The site where Sungei Road Hawking Zone (SRHZ) is located will be used for ground preparation works to facilitate future residential development use, as indicated in the Master Plan. ST PHOTO: DAVE LIM
Vendors and shoppers at the Sungei Road flea market on Feb 25, 2017. PHOTO: SEAH KWANG PENG
Mr Tang Kong Yuan, an 89-year-old former vendor at Sungei Road. ST PHOTO: DAVE LIM

SINGAPORE - Mr Tang Kong Yuan, 89, has hawked his wares at the open-air Sungei Road flea market for 40 years. Within the next few weeks he will be doing so from his own stall in Chinatown Market.

The fit and sprightly senior received the keys on Thursday (May 11) to his new business premises, where he will be selling watches and jewellery.

As one of the original 11 permit holders of the Sungei Road market, he gets to rent the hawker stall at subsidised rates. His rent is $184 a month but it will be fully subsidised in the first year, and halved during his second year there.

SPH Brightcove Video
Straits Times journalist Melody Zaccheus spent a day at Sungei Road Flea Market hawking her wares and making friends.
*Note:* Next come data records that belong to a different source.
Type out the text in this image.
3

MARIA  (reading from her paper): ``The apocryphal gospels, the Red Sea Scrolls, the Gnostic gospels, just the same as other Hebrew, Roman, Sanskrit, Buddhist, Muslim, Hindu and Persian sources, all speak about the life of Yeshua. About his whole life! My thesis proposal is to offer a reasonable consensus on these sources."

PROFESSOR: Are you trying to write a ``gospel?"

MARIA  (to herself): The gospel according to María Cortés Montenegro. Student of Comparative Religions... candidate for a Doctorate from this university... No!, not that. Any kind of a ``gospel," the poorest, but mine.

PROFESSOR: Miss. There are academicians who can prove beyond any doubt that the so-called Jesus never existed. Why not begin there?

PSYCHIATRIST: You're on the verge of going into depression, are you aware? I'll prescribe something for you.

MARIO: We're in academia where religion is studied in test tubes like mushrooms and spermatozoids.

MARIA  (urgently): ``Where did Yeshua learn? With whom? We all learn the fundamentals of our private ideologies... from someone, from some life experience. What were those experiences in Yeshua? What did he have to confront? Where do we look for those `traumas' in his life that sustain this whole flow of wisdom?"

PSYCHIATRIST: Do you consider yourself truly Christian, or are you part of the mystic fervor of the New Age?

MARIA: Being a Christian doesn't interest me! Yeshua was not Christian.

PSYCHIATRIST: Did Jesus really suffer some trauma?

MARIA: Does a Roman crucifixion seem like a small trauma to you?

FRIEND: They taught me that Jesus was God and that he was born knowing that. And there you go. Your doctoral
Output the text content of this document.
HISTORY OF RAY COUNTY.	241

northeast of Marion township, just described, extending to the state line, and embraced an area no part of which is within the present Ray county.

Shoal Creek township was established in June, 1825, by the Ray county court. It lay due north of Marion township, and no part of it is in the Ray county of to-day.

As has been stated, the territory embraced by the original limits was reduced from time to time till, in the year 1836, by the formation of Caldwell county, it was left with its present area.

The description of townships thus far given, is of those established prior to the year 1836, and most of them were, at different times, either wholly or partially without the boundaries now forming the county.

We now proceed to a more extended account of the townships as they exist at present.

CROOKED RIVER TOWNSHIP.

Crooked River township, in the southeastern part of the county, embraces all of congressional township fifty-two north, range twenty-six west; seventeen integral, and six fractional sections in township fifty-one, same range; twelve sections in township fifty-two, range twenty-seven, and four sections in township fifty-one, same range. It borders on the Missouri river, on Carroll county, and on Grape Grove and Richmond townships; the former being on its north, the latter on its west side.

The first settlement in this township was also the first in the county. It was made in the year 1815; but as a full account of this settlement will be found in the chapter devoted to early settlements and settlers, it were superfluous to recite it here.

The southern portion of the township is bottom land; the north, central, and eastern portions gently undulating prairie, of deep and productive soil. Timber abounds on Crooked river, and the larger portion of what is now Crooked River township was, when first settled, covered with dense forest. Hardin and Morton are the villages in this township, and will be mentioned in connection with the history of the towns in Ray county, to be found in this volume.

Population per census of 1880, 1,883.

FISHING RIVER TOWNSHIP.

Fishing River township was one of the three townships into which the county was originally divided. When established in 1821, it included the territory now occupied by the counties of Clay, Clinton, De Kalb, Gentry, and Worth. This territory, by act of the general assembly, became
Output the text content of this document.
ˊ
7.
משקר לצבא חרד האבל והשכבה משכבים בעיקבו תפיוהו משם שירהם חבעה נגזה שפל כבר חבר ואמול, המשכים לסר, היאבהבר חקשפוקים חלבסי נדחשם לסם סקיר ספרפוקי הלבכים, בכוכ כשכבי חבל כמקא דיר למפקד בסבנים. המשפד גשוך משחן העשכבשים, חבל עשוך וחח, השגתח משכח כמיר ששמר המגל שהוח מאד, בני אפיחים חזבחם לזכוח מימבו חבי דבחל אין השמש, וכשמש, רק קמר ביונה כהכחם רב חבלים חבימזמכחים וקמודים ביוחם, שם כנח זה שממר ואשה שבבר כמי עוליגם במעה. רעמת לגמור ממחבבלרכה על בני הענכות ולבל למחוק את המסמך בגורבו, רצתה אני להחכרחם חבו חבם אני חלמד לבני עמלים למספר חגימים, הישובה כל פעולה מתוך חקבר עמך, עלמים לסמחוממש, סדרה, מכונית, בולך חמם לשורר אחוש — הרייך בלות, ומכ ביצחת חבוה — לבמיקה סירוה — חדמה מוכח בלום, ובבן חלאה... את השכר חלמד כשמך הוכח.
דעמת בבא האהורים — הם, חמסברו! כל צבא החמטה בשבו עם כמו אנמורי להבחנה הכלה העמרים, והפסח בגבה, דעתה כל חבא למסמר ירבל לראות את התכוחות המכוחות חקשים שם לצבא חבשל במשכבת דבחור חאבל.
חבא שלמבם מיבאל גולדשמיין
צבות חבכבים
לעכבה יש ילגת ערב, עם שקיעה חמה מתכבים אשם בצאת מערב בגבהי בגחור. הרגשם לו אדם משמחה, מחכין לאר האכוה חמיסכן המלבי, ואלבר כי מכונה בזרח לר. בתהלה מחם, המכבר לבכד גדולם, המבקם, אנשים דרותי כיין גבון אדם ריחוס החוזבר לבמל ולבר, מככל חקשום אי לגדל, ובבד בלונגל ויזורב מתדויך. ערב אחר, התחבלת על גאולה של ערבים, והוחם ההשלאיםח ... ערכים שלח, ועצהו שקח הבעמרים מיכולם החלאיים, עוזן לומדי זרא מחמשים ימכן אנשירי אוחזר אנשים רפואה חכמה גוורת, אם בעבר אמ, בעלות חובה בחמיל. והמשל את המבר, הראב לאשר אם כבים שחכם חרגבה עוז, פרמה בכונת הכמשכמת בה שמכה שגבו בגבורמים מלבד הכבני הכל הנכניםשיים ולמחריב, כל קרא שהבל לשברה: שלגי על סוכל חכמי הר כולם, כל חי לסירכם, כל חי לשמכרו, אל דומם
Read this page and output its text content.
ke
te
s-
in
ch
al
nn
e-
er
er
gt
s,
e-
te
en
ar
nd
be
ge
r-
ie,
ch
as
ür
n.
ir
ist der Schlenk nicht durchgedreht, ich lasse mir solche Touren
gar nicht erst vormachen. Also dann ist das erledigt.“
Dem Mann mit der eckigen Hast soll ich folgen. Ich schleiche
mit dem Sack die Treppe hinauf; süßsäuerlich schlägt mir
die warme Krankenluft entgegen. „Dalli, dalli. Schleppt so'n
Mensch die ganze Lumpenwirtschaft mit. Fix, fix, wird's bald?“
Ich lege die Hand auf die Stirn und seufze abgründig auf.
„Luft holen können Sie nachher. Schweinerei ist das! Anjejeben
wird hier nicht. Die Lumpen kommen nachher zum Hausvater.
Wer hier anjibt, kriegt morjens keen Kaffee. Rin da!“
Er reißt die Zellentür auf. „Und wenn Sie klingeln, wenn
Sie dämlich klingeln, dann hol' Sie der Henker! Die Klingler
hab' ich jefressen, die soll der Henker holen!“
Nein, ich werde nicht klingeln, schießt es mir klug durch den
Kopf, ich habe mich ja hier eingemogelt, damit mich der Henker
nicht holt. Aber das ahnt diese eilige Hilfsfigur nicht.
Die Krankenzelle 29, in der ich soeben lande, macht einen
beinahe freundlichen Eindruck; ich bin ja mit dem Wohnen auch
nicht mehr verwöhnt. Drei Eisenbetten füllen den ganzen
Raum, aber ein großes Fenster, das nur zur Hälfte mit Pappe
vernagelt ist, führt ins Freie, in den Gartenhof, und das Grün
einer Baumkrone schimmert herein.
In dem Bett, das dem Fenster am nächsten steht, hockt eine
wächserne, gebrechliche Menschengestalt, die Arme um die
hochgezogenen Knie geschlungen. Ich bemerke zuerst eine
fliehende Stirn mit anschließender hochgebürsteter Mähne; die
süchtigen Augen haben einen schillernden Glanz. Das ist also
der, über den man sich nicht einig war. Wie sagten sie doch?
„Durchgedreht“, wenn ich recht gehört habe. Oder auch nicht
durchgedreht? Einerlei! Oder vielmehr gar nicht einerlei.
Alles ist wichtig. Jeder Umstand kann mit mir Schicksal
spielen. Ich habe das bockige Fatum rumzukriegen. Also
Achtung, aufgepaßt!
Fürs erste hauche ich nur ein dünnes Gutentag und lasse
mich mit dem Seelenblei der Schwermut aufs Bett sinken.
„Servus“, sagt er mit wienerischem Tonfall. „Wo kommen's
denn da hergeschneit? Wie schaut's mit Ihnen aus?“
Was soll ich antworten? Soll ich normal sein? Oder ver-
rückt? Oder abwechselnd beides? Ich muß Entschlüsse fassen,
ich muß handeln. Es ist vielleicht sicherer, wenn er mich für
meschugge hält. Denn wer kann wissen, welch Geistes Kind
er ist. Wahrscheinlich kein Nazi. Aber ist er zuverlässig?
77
The 11 vendors are from a pool of 31 rag-and-bone men who, "because of their chosen trade", were excluded from a government programme to resettle street hawkers in purpose-built markets and hawker centres in the 1970s and 1980s. All 11 have been given the option of renting stalls at selected hawker centres in the city area at subsidised rates.

Mr Tang has four adult sons. He said he also has a 10-year-old daughter with his Indonesian wife whom he has to provide for.

He informed his clients about his big move. He said: "I don't want to hawk illegally and be summonsed by the authorities. I don't want to rely on others as well. So I got a stall to try out. If I lose money after six months, I will stop and find other means to make a living."

Meanwhile, fellow vendor Mr Chin Kim Bon, 70, will be relocating to the second floor of the Golden Mile Food Centre in June after spending two decades at Sungei Road.

He sells goods such as vases, jewellery and books. The monthly rent of his new stall is $400 and he had been making about $1,200 on average each month at Sungei Road, which was rent-free.

Mr Chin said: "The authorities gave me my stall on Tuesday (May 9), the same day I had applied for it. They were very fast. It may not be easy to sell my goods there so I'll have to see if they will appeal to the people who shop there."

Mr Chin, who has two grown-up sons, said he would feel restless if he did not work and chooses to keep active this way.

He said what he would miss most are his friends and the Sungei Road flea market itself. "There's freedom at Sungei Road, I can manage my own time and there's no start-up cost."